In order to know anything, one’s faculties have to be generally telling the truth.
The various things we know come from a multiplicity of sources. I know I am warm because I feel it. I know there are billions of people in the world because I’ve been told so. I know I ate breakfast this morning because I remember it. I know I have feet because I see and feel them. I know that 2+3=5 because it is intuitively obvious.
Notice that in each case there is an experience which causes me to believe these things. Or in some of these cases, perhaps the experience just is my belief. But we are plainly “wired” to acquire different types of knowledge by means of different aspects of our cognitive faculties. Some of our knowledge comes through our senses, some through memory, some by reasoning, some by believing what we’re told.

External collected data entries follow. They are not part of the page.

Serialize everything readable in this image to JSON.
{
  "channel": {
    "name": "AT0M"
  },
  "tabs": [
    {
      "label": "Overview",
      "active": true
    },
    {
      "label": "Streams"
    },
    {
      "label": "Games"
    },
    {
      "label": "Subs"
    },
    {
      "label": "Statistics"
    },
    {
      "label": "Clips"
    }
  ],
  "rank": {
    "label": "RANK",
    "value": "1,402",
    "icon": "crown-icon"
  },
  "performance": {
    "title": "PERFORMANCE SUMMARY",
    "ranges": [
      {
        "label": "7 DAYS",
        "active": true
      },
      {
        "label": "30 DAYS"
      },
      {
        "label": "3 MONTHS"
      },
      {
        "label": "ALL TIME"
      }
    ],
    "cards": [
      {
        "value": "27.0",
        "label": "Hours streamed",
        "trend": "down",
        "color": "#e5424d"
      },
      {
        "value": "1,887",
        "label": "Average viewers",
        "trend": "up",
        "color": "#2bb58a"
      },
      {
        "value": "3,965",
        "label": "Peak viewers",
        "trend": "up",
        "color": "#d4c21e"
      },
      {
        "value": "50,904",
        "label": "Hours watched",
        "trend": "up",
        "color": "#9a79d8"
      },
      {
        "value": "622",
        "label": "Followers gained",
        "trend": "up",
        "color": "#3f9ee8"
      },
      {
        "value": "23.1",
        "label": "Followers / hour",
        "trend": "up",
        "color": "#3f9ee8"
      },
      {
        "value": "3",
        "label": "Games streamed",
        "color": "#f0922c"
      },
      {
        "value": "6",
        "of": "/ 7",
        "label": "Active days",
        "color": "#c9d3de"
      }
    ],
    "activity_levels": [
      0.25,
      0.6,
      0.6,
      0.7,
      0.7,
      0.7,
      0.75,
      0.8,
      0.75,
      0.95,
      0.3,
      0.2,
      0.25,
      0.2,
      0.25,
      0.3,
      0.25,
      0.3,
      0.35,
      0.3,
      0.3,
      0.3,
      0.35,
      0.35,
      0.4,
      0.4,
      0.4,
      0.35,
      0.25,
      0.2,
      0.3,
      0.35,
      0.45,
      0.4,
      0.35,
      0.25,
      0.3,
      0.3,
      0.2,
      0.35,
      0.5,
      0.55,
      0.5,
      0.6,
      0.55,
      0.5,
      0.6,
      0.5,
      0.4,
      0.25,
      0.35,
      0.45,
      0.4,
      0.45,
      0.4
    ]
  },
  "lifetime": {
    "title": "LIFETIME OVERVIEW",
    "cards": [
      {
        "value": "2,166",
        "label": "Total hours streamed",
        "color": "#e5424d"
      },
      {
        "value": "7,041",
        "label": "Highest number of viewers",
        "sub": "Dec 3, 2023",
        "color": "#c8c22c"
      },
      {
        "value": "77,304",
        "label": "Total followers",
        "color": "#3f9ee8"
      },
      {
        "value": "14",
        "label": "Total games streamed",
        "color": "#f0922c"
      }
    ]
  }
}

One could try to maintain that all knowledge shares a single foundation; rationalists have claimed that though our knowledge comes from various sources, all these sources require the underwriting of reason. This claim is easily challenged, however.
Regardless, one thing is clear: We cannot have knowledge unless our faculties are generally telling us the truth.
The reason for this is that beliefs that just happen to be true do not constitute knowledge. Epistemologists agree that 1) one cannot know something without believing that thing, 2) one cannot know something unless that thing is true, and 3) the conjunction of this belief and truth cannot be just a happy coincidence. I cannot know that I have feet unless 1) I believe I have feet, 2) I really do have feet, and 3) it isn’t just a coincidence that I believe this thing which happens to be true; if our faculties are telling us something, what they are telling us only gives us knowledge if those faculties largely tell us the truth. (This explains the recent popularity of “Reliabilism” in Epistemology.)
So one can sensibly believe one knows anything at all only if one trusts that at least that aspect of one’s facilities are generally reliable—i.e., one trusts that those faculties generally deliver true rather than false beliefs.